Foto: Rogelio Casado - Manaus-AM, 2009
Nota do blog: Minha "santa piriquita do bigode louro", o mundo girando e o PICICA por três dias fora do ar! Tem nada, não. Deus me defenda da OI, que do inimigo me defendo eu. Enquanto isso, recebi uma mensagem que nos enche de orgulho. Leia com esses olhinhos que a terra há de comer e se encante com essa lição de cidadania, de compromisso entre o cientista e as causas socioambientais.

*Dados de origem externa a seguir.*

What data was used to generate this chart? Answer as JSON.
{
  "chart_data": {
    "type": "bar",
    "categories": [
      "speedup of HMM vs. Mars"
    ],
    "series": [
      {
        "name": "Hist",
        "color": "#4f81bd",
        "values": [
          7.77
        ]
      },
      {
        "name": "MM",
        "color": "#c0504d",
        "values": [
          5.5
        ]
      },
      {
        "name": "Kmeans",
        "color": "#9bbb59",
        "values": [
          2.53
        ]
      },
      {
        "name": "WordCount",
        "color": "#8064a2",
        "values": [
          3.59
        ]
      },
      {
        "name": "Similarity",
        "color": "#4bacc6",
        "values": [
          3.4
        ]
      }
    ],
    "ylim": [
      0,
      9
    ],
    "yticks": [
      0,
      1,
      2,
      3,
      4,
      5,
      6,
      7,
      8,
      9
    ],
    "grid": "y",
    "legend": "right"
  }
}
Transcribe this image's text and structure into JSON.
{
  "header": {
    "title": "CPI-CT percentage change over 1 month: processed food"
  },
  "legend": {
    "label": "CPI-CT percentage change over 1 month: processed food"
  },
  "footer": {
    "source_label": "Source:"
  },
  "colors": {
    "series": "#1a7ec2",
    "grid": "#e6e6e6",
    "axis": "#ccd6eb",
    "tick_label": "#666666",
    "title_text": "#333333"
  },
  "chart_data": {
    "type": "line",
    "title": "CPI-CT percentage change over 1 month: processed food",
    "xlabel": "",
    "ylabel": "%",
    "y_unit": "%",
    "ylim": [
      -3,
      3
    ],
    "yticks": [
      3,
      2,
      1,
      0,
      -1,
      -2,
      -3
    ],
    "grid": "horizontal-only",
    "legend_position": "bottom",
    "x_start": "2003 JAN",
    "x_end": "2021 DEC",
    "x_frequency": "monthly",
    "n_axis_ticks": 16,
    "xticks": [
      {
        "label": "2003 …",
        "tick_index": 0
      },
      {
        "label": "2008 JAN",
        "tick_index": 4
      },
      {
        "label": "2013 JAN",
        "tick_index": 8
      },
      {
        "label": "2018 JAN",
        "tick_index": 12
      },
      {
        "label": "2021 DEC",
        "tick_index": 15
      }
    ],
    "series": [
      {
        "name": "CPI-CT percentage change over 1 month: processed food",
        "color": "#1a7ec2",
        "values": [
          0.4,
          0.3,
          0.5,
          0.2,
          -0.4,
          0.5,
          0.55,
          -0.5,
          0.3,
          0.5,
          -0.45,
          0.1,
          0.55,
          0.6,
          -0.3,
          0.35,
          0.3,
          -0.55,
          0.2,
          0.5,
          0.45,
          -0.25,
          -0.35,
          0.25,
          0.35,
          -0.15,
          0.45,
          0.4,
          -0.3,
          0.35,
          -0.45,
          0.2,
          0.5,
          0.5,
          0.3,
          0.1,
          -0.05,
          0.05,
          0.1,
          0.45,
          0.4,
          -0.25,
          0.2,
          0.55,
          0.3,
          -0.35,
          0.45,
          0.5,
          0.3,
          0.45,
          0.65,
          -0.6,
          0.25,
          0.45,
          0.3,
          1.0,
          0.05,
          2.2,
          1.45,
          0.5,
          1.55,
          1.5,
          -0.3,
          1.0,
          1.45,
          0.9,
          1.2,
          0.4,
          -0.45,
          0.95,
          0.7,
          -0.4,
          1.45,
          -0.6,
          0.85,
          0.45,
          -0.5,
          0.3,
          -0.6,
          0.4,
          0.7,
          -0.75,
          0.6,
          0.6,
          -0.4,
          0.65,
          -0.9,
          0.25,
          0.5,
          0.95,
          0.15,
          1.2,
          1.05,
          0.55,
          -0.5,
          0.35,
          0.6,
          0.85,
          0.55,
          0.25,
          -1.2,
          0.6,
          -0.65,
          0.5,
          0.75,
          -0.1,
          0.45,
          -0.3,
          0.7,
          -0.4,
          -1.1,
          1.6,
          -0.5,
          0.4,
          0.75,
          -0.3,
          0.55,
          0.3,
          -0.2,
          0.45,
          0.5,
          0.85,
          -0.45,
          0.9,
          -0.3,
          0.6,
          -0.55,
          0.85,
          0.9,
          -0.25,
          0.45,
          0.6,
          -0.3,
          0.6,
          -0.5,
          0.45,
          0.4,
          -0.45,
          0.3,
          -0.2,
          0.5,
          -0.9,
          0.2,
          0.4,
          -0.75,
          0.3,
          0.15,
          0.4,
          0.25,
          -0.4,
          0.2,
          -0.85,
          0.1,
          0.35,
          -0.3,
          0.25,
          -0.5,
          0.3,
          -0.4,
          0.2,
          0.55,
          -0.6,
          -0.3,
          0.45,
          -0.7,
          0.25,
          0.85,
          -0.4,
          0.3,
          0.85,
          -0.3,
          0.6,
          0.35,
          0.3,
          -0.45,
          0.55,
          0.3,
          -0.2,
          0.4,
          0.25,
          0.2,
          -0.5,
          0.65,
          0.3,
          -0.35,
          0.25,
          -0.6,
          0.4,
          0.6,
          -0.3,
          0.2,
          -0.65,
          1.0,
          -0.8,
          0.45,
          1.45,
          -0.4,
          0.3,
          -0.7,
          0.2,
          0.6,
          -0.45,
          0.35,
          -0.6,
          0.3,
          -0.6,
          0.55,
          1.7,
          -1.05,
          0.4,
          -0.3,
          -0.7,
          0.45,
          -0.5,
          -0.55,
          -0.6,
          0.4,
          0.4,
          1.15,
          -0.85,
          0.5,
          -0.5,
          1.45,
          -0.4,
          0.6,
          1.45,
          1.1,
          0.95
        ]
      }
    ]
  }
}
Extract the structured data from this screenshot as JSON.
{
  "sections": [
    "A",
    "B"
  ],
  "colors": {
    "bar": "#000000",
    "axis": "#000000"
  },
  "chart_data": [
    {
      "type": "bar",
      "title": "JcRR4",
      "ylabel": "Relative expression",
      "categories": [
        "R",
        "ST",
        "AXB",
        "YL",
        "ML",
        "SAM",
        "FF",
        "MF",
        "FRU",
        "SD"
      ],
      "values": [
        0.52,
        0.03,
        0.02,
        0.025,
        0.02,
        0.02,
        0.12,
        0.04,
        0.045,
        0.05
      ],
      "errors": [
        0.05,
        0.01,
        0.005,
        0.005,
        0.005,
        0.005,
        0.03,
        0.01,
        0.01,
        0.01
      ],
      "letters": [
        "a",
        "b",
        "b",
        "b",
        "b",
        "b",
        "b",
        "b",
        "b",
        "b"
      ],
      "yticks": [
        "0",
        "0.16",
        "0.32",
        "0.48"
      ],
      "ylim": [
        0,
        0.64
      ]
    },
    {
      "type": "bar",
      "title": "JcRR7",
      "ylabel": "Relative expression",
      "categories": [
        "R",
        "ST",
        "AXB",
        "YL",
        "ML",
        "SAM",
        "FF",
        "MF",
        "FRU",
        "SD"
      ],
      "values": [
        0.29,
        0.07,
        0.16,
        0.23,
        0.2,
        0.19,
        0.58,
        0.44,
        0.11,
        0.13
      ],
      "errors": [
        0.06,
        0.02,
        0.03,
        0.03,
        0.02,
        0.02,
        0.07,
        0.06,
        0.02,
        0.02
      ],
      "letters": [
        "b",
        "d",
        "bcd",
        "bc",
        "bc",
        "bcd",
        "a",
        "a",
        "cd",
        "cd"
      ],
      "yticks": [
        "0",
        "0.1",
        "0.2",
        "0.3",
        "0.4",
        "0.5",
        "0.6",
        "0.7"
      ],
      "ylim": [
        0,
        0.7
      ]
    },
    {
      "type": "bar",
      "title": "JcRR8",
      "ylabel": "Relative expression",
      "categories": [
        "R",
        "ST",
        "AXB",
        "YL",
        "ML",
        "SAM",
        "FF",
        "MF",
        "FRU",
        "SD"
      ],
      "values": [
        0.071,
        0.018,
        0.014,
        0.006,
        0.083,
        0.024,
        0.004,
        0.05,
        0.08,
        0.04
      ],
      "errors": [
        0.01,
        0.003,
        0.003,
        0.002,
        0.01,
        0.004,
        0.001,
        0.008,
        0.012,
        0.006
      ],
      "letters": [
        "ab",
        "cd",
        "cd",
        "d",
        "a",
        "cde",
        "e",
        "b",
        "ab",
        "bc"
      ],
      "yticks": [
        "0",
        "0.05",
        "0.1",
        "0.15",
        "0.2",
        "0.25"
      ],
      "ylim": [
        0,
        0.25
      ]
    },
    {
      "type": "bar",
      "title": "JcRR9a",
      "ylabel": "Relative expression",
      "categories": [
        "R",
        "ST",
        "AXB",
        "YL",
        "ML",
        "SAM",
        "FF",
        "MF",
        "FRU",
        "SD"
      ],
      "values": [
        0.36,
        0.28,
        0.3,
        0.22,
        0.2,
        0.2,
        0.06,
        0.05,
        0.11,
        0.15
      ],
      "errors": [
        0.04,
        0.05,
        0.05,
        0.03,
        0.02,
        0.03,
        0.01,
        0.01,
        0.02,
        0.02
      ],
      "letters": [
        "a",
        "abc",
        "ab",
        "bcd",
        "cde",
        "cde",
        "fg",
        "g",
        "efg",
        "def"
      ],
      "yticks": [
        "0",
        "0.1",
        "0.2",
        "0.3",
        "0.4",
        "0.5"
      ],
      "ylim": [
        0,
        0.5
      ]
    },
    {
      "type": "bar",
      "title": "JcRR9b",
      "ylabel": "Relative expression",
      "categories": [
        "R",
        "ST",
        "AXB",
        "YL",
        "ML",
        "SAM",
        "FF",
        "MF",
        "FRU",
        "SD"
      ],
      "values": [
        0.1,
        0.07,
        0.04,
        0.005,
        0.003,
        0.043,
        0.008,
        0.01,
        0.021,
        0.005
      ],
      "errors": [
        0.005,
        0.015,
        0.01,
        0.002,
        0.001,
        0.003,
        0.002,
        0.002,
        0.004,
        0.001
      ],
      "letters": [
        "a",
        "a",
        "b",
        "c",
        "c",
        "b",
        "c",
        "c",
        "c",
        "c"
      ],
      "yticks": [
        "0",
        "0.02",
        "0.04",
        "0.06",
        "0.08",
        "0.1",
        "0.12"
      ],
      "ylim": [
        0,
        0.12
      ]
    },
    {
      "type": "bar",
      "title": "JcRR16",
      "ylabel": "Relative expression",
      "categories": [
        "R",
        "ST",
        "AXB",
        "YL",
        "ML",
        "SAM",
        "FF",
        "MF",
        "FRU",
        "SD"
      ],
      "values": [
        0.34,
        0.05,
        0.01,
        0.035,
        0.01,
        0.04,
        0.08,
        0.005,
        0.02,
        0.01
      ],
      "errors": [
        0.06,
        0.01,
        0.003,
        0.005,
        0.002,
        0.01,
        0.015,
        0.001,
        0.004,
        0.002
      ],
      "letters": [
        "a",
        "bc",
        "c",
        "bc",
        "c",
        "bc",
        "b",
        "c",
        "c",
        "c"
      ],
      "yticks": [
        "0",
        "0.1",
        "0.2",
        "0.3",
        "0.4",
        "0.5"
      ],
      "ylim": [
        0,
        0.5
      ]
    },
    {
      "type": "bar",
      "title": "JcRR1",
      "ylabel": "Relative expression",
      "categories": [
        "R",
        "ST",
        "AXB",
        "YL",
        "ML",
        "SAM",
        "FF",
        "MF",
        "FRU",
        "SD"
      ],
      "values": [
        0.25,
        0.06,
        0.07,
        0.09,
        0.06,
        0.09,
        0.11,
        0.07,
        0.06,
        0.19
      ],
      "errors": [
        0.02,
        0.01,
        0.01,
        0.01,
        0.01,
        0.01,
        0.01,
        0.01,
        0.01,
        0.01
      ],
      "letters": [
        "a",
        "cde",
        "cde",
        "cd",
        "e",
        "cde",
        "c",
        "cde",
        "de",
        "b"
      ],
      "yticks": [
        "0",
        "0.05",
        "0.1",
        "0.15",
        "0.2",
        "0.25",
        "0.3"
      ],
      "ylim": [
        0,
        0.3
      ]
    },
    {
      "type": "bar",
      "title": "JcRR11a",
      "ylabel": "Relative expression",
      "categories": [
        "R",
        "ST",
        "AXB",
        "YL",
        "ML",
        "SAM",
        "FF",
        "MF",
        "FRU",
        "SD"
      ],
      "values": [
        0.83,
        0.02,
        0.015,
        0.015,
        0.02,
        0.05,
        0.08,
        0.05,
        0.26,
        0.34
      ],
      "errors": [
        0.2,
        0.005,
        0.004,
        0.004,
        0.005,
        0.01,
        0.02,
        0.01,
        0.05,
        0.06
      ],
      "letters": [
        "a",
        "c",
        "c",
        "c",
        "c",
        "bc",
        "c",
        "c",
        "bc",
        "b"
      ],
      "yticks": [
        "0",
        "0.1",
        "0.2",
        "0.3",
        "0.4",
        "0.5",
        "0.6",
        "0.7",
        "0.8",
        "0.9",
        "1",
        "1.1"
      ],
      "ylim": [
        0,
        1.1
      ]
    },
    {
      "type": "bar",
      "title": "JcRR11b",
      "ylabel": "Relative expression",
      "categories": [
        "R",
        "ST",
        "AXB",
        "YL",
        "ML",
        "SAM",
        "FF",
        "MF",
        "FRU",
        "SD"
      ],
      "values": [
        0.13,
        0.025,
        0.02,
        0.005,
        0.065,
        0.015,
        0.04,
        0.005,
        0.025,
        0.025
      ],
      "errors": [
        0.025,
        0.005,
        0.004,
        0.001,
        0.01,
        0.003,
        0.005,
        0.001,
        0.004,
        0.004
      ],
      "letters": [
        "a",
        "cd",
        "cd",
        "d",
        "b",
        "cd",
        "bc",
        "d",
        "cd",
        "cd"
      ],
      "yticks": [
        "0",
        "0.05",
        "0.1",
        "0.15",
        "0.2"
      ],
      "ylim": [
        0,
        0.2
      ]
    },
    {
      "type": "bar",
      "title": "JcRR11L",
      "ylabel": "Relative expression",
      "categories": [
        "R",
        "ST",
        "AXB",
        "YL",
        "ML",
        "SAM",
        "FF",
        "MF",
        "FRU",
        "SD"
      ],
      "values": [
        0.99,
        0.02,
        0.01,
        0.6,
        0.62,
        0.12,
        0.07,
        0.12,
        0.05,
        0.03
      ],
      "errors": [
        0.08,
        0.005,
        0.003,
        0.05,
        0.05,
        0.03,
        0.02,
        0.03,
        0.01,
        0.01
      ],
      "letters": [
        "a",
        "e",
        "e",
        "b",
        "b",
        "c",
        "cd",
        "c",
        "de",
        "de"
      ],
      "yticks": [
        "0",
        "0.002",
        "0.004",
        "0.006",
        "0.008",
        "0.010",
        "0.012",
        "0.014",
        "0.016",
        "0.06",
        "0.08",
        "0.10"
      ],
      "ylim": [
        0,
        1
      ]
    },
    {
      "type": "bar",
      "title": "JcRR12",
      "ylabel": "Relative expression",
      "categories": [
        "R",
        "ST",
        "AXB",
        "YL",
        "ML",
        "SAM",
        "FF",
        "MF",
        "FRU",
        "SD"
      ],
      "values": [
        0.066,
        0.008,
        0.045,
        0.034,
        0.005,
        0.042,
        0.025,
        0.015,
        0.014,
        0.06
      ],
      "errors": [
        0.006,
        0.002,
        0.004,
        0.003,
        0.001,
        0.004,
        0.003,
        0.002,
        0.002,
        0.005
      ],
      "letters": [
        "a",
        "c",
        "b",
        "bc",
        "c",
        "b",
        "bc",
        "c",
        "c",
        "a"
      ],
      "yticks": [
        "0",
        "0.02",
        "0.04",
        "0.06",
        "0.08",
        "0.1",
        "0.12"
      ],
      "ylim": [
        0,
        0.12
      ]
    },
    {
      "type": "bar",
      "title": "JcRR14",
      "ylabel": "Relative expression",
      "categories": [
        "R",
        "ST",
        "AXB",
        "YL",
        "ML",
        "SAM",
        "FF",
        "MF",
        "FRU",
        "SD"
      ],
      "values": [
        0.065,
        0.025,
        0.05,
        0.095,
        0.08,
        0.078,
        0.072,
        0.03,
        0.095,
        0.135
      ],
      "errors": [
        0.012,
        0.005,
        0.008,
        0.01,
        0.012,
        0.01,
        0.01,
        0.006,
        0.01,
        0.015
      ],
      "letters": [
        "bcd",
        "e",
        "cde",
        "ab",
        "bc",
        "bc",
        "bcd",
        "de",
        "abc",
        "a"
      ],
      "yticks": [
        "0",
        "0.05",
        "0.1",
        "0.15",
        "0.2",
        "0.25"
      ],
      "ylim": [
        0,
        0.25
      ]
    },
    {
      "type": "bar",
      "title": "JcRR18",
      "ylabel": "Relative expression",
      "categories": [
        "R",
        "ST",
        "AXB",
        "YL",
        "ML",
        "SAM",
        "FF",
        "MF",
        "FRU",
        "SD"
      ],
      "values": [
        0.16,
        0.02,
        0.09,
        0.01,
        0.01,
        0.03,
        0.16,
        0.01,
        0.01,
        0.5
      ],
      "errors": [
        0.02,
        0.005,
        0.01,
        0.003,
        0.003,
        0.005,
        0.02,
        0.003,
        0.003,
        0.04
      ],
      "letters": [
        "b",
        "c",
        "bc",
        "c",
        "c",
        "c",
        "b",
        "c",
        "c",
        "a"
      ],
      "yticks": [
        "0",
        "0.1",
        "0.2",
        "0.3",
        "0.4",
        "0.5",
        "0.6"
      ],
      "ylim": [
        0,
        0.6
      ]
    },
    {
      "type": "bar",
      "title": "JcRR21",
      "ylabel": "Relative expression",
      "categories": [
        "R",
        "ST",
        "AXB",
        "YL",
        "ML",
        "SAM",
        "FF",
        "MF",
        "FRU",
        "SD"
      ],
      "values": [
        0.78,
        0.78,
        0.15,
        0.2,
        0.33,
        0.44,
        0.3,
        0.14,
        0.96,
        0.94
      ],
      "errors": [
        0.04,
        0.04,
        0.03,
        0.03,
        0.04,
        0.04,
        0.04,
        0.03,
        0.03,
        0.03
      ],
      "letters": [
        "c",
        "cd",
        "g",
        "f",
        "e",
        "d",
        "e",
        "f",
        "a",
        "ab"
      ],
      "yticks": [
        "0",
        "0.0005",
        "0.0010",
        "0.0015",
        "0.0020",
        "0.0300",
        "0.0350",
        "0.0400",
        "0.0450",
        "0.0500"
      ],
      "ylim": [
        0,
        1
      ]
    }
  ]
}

Se o exemplo fosse seguido, Manaus estaria livre do vexame de ver a maior parte dos seus cientistas indiferentes ao futuro do ambiente onde vivem. Desse susto meu leitor não morrerá, porque por aqui, nesses tempos de omissão dolosa, "é mais fácil burro criar asas e voar" do que romper com a insensatez do silêncio. Aos cidadãos que não se omitiram, as homenagens do blog. Félix Valois, Hermengarda Junqueira, Tenório Teles, Márcio Souza, Elisa Wandelli, Ademir Ramos, Mena Barreto, Socorro Papoula, Max Teixeira, Orlando Barbosa, Marisa Lima, Cesar Wanderley, Joaquina Castelo Branco (in memoriam), Pedro Hamilton Prado, Rochinha, entre outros.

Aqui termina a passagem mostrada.